Brain clots meet their match with robot needle
It’s a popular desert made from gelatin, but for ViSE-affiliated scientists at Vanderbilt University, it’s also proving to be the ideal medium for testing a highly sophisticated robot, a steerable needle called the Active Cannula.
The needle is designed to navigate through the brain to reach and remove potentially fatal blood clots, leaving the surrounding tissue intact. Engineer Robert Webster says he was inspired to design the steerable needle, when his father developed a brain clot. “I was interested in that medical problem because of that and he was lucky, he was one of the ones that survived and didn’t have brain damage.”

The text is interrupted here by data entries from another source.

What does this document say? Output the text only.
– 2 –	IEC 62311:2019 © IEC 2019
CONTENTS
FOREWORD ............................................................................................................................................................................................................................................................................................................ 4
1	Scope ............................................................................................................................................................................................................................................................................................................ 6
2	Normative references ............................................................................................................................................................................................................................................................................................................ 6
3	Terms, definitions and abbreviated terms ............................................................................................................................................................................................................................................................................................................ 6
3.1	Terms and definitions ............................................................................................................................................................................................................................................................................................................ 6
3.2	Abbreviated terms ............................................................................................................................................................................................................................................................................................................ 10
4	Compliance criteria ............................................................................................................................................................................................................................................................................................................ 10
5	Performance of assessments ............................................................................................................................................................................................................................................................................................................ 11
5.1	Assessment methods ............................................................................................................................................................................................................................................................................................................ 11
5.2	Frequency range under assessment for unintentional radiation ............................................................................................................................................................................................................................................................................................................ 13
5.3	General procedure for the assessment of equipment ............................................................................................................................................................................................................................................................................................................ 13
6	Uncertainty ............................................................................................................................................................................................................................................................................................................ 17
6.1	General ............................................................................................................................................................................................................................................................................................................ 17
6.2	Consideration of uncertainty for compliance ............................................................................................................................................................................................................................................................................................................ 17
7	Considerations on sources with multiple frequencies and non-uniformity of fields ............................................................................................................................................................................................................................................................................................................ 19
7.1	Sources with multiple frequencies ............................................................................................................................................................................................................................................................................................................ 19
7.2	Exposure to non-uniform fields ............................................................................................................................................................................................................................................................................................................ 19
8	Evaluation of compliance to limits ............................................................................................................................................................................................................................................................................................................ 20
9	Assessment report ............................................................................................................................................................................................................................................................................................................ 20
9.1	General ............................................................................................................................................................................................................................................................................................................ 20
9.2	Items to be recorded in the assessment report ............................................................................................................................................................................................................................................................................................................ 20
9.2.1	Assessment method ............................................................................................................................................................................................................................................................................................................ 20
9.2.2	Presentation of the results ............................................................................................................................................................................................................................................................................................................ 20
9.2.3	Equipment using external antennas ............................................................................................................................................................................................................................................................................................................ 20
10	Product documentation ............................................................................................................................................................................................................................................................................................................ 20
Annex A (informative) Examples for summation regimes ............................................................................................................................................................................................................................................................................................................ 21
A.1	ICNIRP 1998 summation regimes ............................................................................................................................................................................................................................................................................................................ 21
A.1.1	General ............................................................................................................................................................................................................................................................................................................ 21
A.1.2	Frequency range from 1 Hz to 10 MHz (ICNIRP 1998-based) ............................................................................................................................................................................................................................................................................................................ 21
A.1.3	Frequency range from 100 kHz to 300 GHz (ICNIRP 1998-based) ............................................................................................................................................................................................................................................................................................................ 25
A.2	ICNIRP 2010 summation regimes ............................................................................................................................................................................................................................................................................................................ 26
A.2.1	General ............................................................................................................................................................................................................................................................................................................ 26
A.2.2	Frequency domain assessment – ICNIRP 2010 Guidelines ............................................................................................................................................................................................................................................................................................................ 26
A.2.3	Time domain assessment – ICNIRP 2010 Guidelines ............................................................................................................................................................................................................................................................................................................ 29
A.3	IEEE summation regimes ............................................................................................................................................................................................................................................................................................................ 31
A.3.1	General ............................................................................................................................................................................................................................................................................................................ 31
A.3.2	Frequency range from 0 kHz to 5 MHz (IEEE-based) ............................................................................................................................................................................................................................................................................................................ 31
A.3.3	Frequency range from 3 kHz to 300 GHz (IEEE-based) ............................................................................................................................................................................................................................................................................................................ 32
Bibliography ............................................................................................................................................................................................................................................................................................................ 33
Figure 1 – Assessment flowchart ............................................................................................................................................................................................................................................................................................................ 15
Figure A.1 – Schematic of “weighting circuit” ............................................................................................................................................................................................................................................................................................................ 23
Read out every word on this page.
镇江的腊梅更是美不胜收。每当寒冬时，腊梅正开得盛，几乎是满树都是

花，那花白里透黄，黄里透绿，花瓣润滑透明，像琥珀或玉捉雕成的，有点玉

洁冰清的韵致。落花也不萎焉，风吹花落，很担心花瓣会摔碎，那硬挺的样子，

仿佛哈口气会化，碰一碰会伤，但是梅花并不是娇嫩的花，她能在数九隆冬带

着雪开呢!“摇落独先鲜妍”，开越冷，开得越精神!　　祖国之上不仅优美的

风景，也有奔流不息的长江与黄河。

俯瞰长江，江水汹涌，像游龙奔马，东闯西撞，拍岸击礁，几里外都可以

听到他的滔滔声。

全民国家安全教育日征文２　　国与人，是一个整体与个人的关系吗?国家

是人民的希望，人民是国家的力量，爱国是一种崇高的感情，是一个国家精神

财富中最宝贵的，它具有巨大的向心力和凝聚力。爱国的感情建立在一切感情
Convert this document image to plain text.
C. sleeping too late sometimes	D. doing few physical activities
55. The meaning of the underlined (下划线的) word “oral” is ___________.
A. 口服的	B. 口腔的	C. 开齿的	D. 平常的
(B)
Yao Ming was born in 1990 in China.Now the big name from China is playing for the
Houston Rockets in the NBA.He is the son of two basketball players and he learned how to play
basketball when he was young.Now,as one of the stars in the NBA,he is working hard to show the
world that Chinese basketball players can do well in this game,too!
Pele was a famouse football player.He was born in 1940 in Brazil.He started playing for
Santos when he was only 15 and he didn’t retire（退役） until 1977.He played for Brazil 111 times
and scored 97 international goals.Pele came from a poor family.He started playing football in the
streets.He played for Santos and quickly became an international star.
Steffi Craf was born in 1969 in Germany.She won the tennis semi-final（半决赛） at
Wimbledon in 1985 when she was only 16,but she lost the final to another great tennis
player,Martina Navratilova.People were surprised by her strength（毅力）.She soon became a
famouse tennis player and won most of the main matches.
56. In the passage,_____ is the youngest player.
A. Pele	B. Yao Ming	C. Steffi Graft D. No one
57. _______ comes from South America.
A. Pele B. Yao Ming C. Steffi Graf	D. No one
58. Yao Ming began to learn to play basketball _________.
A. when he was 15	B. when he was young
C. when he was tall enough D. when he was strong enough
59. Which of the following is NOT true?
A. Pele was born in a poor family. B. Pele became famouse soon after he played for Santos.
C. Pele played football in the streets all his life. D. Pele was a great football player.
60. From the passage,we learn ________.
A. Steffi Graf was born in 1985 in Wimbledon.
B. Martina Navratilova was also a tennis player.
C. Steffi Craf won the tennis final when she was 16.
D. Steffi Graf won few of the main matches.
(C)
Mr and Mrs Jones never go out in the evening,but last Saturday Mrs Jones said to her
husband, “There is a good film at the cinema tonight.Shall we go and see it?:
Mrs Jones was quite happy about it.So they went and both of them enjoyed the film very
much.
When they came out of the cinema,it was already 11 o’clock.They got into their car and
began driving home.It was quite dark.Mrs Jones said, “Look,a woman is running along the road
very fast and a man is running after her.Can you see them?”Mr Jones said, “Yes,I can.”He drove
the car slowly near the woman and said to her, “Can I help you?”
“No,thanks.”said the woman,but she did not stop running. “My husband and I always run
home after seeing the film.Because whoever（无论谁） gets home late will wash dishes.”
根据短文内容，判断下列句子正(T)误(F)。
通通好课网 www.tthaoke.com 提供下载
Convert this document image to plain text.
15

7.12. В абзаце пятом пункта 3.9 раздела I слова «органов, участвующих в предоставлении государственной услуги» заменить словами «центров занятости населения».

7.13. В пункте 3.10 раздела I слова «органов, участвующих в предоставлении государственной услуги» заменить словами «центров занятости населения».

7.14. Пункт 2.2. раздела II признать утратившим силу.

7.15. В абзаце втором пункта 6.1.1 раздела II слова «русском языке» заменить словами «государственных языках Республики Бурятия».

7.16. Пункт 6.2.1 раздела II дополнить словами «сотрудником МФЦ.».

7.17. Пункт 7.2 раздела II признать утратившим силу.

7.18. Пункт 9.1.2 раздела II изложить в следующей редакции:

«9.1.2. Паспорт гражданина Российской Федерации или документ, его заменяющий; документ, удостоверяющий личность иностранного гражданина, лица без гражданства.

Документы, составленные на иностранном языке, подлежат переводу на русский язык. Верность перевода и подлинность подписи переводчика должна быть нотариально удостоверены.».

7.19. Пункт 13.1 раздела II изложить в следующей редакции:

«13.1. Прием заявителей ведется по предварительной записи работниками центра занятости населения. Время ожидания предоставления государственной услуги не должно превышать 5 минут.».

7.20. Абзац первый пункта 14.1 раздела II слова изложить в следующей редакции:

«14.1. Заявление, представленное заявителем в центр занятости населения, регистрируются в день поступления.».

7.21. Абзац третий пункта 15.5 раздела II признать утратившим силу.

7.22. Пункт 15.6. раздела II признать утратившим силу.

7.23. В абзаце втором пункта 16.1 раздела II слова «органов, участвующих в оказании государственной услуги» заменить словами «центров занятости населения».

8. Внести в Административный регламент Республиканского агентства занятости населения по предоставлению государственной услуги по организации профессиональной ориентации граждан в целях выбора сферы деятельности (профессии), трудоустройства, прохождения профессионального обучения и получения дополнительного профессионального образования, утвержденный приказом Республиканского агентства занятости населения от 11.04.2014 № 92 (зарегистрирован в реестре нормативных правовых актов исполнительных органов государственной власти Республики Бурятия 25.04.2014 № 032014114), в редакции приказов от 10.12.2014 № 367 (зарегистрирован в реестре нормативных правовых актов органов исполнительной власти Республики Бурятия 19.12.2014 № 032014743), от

But according to neurosurgeon Kyle Weaver many people aren’t so lucky. Diseases like hypertension and diabetes that are associated with blood clots, are on the rise and Weaver says that currently 1 in 50 people will develop a clot in their lifetime and of those, 40 percent will either die or develop brain damage. And once a blood clot forms in the brain, Weaver says there is very little a surgeon can do to remove it: “Often times based on the anatomy and the way the blood vessels are configured and these disease processes, they are often times deep down in the brain. And the thought is that getting those is that the surgery is actually going to do more damage than the blood clot is on its own.”
That’s where the needle robot comes in. It comprises a series of curved flexible metal tubes controlled by a computer. Webster says that neurosurgeons will be able to scan a patient’s brain and the computer will then map the most efficient route to the clot while using its flexible tubes to navigate around delicate brain matter.